Paper No. 4
Presentation Time: 11:20 AM
STRUCTURAL GEOLOGY AND METAMORPHISM OF THE INWOOD MARBLE, NYC, NY
Within and around the type locality in NYC, the Inwood Marble is a tan to gray weathering dolomite- and calcite metacarbonate rock with four major lithotypes – (1) massive white, coarse-textured calcite marble, (2) thick-layered white to gray predominately dolomitic marble with calc-silicate interlayers, (3) thin-layered gray to tan marble with tan to brown schist and calc-silicate rock (4) thick-layered white to gray marble with interlayered gray quartzite and calc-silicate layers and lenses. Fresh samples from shafts and tunnels show mineral-controlled color variation of whitish (sericite ± tremolite), gray to dark gray to bluish (graphite ± pyrite), tan to dark brown to peach (phlogopite ± dravite), and green (chlorite ± diopside).
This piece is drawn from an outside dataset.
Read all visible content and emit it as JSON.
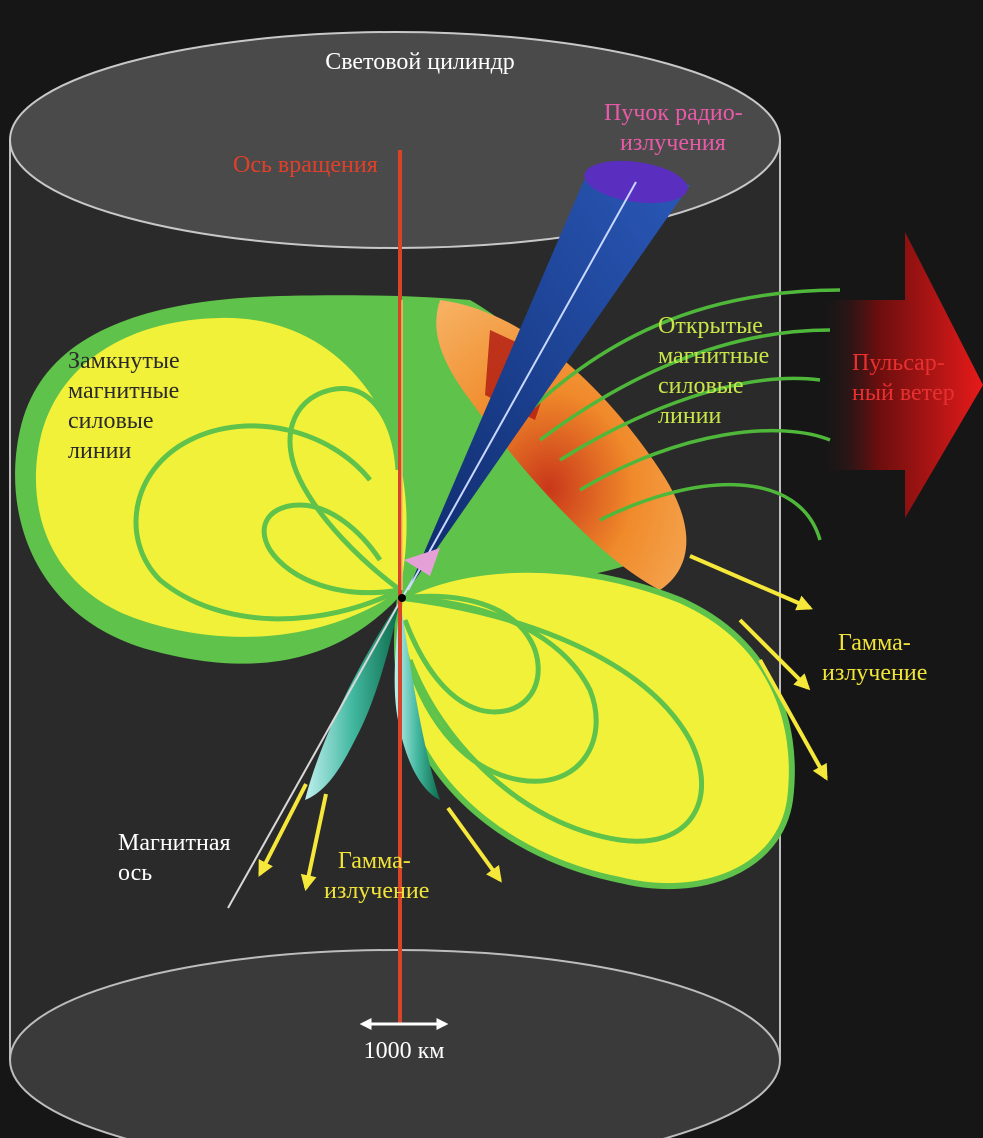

The microscope shows the presence of previously unreported sphene, apatite, clinozoizite, and fluorescent tremolite. The regional foliation in the Inwood (S1 x S2) is developed parallel to compositional layering. At Isham Park the S1 x S2 foliation trends ~N55°E, 73° SE and forms the eastern limb of an overturned F3 antiform flanked westward by synforms cored by resistant Manhattan and underlying Walloomsac schists in Inwood Hill Park. Locally, the marble, schist, and calc-silicate unit is internally deformed by F2 tight- to intrafolial isoclinal folds with associated boudinage and shearing of gray quartzite, calc-silicate rock, and schistose marble blocks over a meter in dimension. Late porphyroblasts of calcite, diopside, tremolite, and plagioclase overgrow the S1 x S2 foliation and are typically a few cms in size but tremolite crystals can range up to 12 cm in length. Outcrop-scale folding and warping of the S1 x S2 fabric is controlled by SW-plunging F3 folds and by later open 2m-wavelength SE-plunging F4 folds (~ 50° plunge) with axial planar slip cleavage (S4) solution cleavage and joints trending ~ N-S with moderate to steep eastward dips. Consistent with amphibolite facies metamorphism of the adjacent pelitic rocks the Inwood metacarbonates contain tremolite + diopside but no fosterite. The alignment parallel to F3 hingelines of late tremolite porphyroblasts (commonly pseudomorphic after diopside) indicates that the rock mass was retrograded during the D3 late Taconian (?) event.